Judgment of the Court of Appeal of Évora of 10.09.2015
Judicial Exclusion of Partner – Active Legal Capacity
As regards private limited companies (quota companies), the law provides the possibility of judicial exclusion of a partner who, through a conduct that is disloyal or seriously disturbs the operation of the company, has caused or may cause significant losses. As a requirement for exercising the judicial exclusion of a partner, the law requires a resolution by the partners, on bringing an action against the offending partner.

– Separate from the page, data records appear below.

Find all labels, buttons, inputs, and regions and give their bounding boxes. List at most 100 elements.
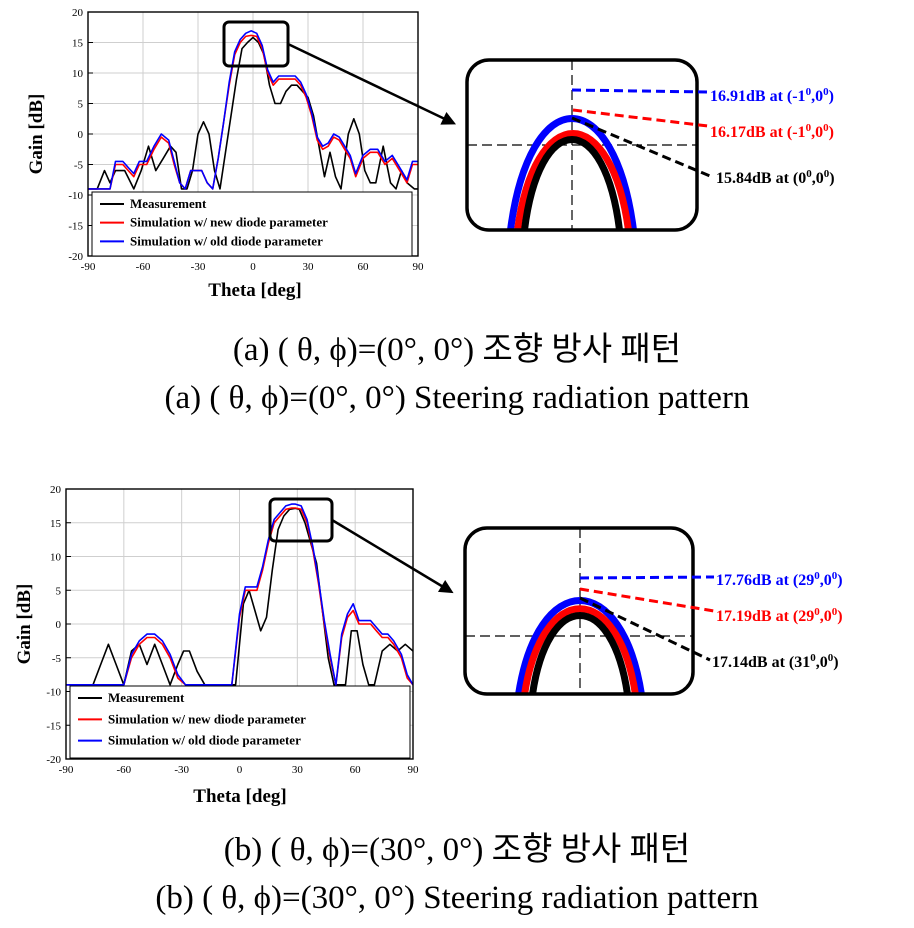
y-tick-label: -5 (74, 160, 84, 172)
x-tick-label: -30 (191, 261, 206, 273)
x-tick-label: 30 (292, 764, 304, 776)
caption-korean-a: (a) ( θ, ϕ)=(0°, 0°) 조향 방사 패턴 (232, 332, 682, 368)
series-line-2 (88, 30, 418, 190)
zoom-arrow-line (331, 518, 446, 590)
inset-leader-0 (571, 88, 709, 94)
series-line-1 (88, 34, 418, 190)
x-axis-label: Theta [deg] (208, 280, 301, 301)
peak-label-text: 17.76dB at (29 (716, 572, 814, 589)
y-tick-label: -5 (52, 653, 62, 665)
peak-label-2: 17.14dB at (310,00) (712, 652, 839, 671)
x-tick-label: 60 (350, 764, 362, 776)
inset-leader-1 (572, 108, 709, 128)
inset-leader-0 (579, 575, 715, 580)
x-tick-label: -60 (136, 261, 151, 273)
x-tick-label: -60 (116, 764, 131, 776)
y-tick-label: 20 (50, 484, 62, 496)
legend-entry-0: Measurement (108, 690, 185, 705)
degree-superscript: 0 (823, 86, 829, 98)
peak-label-text: ,0 (812, 170, 824, 187)
degree-superscript: 0 (814, 606, 820, 618)
peak-label-text: ) (833, 654, 838, 671)
y-tick-label: 5 (56, 585, 62, 597)
y-tick-label: -15 (46, 720, 61, 732)
y-axis-label: Gain [dB] (14, 584, 35, 665)
degree-superscript: 0 (824, 168, 830, 180)
peak-label-text: ) (837, 572, 842, 589)
inset-frame (463, 526, 695, 696)
inset-leader-2 (571, 116, 711, 178)
zoom-arrow-line (287, 42, 448, 122)
zoom-arrow-head (440, 111, 457, 125)
peak-label-text: 17.19dB at (29 (716, 608, 814, 625)
y-tick-label: -20 (46, 754, 61, 766)
inset-leader-2 (579, 596, 711, 662)
x-tick-label: -90 (59, 764, 74, 776)
peak-label-text: ) (829, 88, 834, 105)
peak-label-1: 16.17dB at (-10,00) (710, 122, 834, 141)
y-tick-label: -20 (68, 251, 83, 263)
caption-korean-b: (b) ( θ, ϕ)=(30°, 0°) 조향 방사 패턴 (223, 832, 691, 868)
inset-leader-1 (579, 587, 715, 613)
degree-superscript: 0 (810, 652, 816, 664)
legend-entry-2: Simulation w/ old diode parameter (108, 733, 301, 748)
peak-label-text: ) (829, 124, 834, 141)
peak-label-text: ,0 (811, 88, 823, 105)
y-tick-label: -15 (68, 221, 83, 233)
series-line-1 (66, 507, 413, 686)
series-line-2 (66, 503, 413, 686)
degree-superscript: 0 (806, 168, 812, 180)
inset-curve-0 (514, 597, 646, 694)
degree-superscript: 0 (806, 122, 812, 134)
peak-label-text: ) (837, 608, 842, 625)
figure-panel-a: -90 -60 -30 0 30 60 90 20 15 10 5 0 -5 -10 -15 -20 Theta… (26, 7, 835, 416)
degree-superscript: 0 (823, 122, 829, 134)
peak-label-text: ) (829, 170, 834, 187)
legend-entry-1: Simulation w/ new diode parameter (130, 215, 328, 230)
legend-entry-2: Simulation w/ old diode parameter (130, 233, 323, 248)
x-tick-label: -90 (81, 261, 96, 273)
legend-box (69, 685, 411, 759)
peak-label-text: ,0 (820, 572, 832, 589)
caption-english-a: (a) ( θ, ϕ)=(0°, 0°) Steering radiation … (164, 380, 750, 416)
zoom-arrow-head (437, 579, 454, 594)
x-tick-label: 90 (413, 261, 425, 273)
degree-superscript: 0 (806, 86, 812, 98)
figure-panel-b: -90 -60 -30 0 30 60 90 20 15 10 5 0 -5 -10 -15 -20 Theta… (0, 464, 914, 928)
series-group (88, 30, 418, 190)
y-tick-label: 0 (78, 129, 84, 141)
legend-box (91, 191, 413, 257)
peak-label-text: 16.91dB at (-1 (710, 88, 806, 105)
peak-label-text: 17.14dB at (31 (712, 654, 810, 671)
x-tick-label: -30 (174, 764, 189, 776)
degree-superscript: 0 (814, 570, 820, 582)
peak-label-text: 16.17dB at (-1 (710, 124, 806, 141)
legend-entry-1: Simulation w/ new diode parameter (108, 711, 306, 726)
degree-superscript: 0 (832, 606, 838, 618)
inset-curve-2 (528, 612, 632, 694)
y-tick-label: -10 (46, 687, 61, 699)
inset-curve-2 (520, 136, 624, 230)
x-tick-label: 90 (408, 764, 420, 776)
y-tick-label: 10 (50, 552, 62, 564)
y-axis-label: Gain [dB] (26, 94, 47, 175)
series-line-0 (88, 36, 418, 190)
y-tick-label: 15 (50, 518, 62, 530)
y-tick-label: 10 (72, 68, 84, 80)
peak-label-text: 15.84dB at (0 (716, 170, 806, 187)
x-axis-label: Theta [deg] (193, 786, 286, 807)
degree-superscript: 0 (832, 570, 838, 582)
inset-curve-1 (513, 130, 633, 230)
x-tick-label: 0 (237, 764, 243, 776)
y-tick-label: 5 (78, 99, 84, 111)
peak-label-1: 17.19dB at (290,00) (716, 606, 843, 625)
peak-label-0: 17.76dB at (290,00) (716, 570, 843, 589)
degree-superscript: 0 (828, 652, 834, 664)
x-tick-label: 30 (303, 261, 315, 273)
peak-label-text: ,0 (811, 124, 823, 141)
inset-frame (465, 58, 699, 232)
inset-zoom (465, 528, 693, 694)
x-tick-label: 0 (250, 261, 256, 273)
y-tick-label: 15 (72, 38, 84, 50)
peak-label-text: ,0 (820, 608, 832, 625)
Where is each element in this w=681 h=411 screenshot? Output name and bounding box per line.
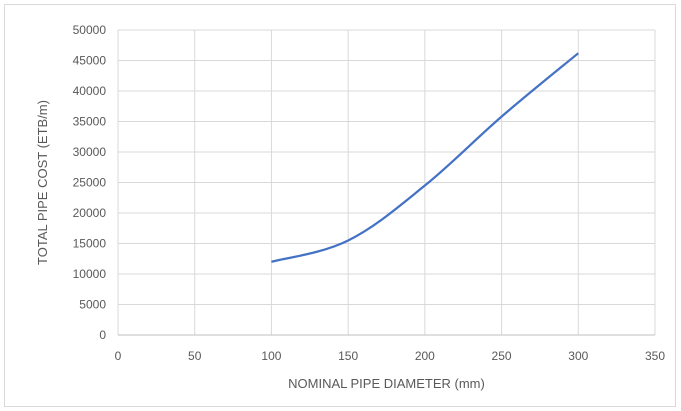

In this case, the company only had two partners. The exclusion action was brought by one partner against the other, on the grounds that his conduct was disloyal and detrimental to the interests of company. The partner initiated procedures in his own name and not in the name of the company, as provided in the law. The partner claimed that the existence of a decision by the company would make no sense in this specific case, since it would entail calling a general meeting, which would only be attended by the two partners – plaintiff and defendant. In his opinion, in such a situation, calling a general meeting would have the perverse effect of the offending partner being informed (and possibly voting) about the intention of the other partner to bring an action against him, with a view to his exclusion from the company.
In his defence, the other partner raised the lack of legal capacity of the (plaintiff) partner to bring the action, claiming that proceedings should always have been brought by the company itself, based on the existence of a company decision that validated its intent s.
The court of first instance accepted the interpretation of the defendant, having deemed that the partner was not a lawful plaintiff in the action. An appeal was submitted to the Court of Appeal of Évora, which supported the same interpretation: the legal c apacity to exercise the right to exclude a partner of a private limited company belongs to the company and the exercise of this right must always be preceded by a decision of the competent internal body (The General Meeting), regardless of the number of partners.
To support its theory, the Court of Appeal of Évora presented the following arguments: (i) legal capacity is analysed by reference to the direct interest in bringing the action, this interest expressed by the usefulness that can result from a favourable decision. It is indeed the company (and not the partner) that is the legal entity whose rights and interests have been harmed by the attitude of the defendant partner and therefore has an interest in suing that person; (ii) the company “speaks” thro ugh resolutions of its partners, for which reason this instrument (a resolution of the general meeting) can never be considered unnecessary or superfluous; (iii) the formality associated with need for a resolution is not excessive, since the partner to be excluded, although prevented from voting, would not be prevented from taking his place at the general meeting intended to decide upon the exercise (or not) of the right to exclusion. This is a core right of the partner, as stated in the law.